= Richard Leach (physician) =

British physician and professor

Richard Mark Leach is a British consultant physician and professor at Guy's and St Thomas’ NHS Foundation Trust, who is accredited in general, respiratory and critical care medicine. He has pioneered multiple respiratory care techniques and been instrumental in the development of numerous NICE guidelines relating to acute medicine. It has been reported that he led the care of British prime minister Boris Johnson during the 2020 COVID-19 pandemic.

==Career==
Leach graduated from the School of Medical Sciences, University of Manchester in 1982 and became a lecturer in medicine at Guy’s and St Thomas’ Medical School, London, in 1989. He gained an MD in 1992 and undertook travelling fellowships with the British Thoracic Society and Medical Research Council at Johns Hopkins School of Medicine. In 1994 he was appointed consultant physician at Guy’s and St Thomas’ Hospital contributing to teaching respiratory and general medicine and clinical research throughout his career.

He is on the European Specialist Register for Intensive Care, Respiratory and General (Internal) Medicine and has published widely including a number of medical textbooks. In 1997 he became a Fellow of the Royal College of Physicians (FRCP).

Over his career he has been instrumental in numerous national medical committees, including the NHS Pathways Clinical Governance Committee, National Guideline Committee for Intravenous Fluid Administration in Adults, NCEPOD reports, General (Internal) Medicine and Respiratory Specialty Training Committees and RCP Medical Specialty and Nutrition Committees.

In 2006 he was appointed clinical lead for acute medicine at Guy’s and St Thomas’ Hospital and subsequently clinical director from 2009 to 2018 achieving ‘outstanding’ ratings in CQC assessments in 2016 and 2019.

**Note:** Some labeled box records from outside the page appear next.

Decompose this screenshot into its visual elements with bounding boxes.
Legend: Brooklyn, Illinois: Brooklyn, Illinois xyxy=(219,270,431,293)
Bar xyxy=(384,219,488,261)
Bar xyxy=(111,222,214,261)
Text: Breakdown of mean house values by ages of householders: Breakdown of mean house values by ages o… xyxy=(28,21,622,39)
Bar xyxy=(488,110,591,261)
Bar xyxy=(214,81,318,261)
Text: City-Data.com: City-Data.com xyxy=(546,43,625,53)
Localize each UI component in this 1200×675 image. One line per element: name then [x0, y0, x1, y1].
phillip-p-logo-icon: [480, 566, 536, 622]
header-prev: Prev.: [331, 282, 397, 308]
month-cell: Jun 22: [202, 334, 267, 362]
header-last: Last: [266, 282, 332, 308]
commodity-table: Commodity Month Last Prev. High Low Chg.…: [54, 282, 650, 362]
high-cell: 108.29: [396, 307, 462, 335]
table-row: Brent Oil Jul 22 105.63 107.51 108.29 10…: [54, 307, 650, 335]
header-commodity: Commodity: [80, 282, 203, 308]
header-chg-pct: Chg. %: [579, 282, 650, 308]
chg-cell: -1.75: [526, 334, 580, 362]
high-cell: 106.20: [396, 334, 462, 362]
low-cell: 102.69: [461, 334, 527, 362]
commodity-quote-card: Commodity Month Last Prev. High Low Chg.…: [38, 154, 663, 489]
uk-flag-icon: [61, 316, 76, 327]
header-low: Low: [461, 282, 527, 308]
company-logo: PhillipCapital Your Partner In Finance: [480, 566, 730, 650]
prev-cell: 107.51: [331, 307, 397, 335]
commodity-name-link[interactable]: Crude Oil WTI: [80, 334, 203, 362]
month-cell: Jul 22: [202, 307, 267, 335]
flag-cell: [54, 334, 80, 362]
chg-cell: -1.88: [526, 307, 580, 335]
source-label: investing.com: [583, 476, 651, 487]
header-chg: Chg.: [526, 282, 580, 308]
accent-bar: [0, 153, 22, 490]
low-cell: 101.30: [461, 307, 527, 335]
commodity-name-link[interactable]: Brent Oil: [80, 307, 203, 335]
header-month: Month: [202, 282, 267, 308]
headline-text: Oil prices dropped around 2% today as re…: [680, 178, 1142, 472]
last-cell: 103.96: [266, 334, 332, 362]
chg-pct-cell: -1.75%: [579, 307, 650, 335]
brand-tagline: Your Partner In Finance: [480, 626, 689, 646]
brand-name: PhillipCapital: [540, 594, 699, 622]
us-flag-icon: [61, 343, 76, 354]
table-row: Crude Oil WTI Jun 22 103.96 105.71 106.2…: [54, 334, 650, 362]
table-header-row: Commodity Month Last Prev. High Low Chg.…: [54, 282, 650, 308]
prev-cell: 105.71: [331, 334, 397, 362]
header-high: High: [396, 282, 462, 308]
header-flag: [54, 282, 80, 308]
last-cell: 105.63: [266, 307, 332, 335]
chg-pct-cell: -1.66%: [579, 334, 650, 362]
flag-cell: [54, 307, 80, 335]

He was awarded an honorary professorship in medicine at King’s College London in 2022. Concurrently with his positions at Guys and St Thomas’ NHS Trust he was deputy medical director at Medway Foundation Trust as part of National Health Service Improvement (NHSI) support (‘buddying’) team from 2015 to 2018.

He was clinical director for pulmonary, critical care and sleep medicine in 2018 to 2022 and medical director from 2021 to 2023.

Leach was joint head of the Royal Medical Household for Clarence House from 2014 to 2022 and has been the king's physician since 2022.

==Selected publications==
- Critical Care Medicine at a Glance (2014).
- The Respiratory System at a Glance (2015).
- The Oxford Desk Reference of Acute Medicine (2016).
- RM Leach, Treacher DF. The pulmonary physician in critical care 2: oxygen delivery and consumption in the critically ill. Thorax 2002;57:170-7.
- RM Leach, DW Sheehan, VP Chacko, JT Sylvester. Energy state, pH, and vasomotor tone during hypoxia in precontracted pulmonary and femoral arteries. Am. J. Physiol. (Lung Cell Mol Physiol) 2000;278:L294-L304.
- NT Bateman, RM Leach. Acute Oxygen Therapy. ABC of Oxygen. BMJ 1998;317:798-801.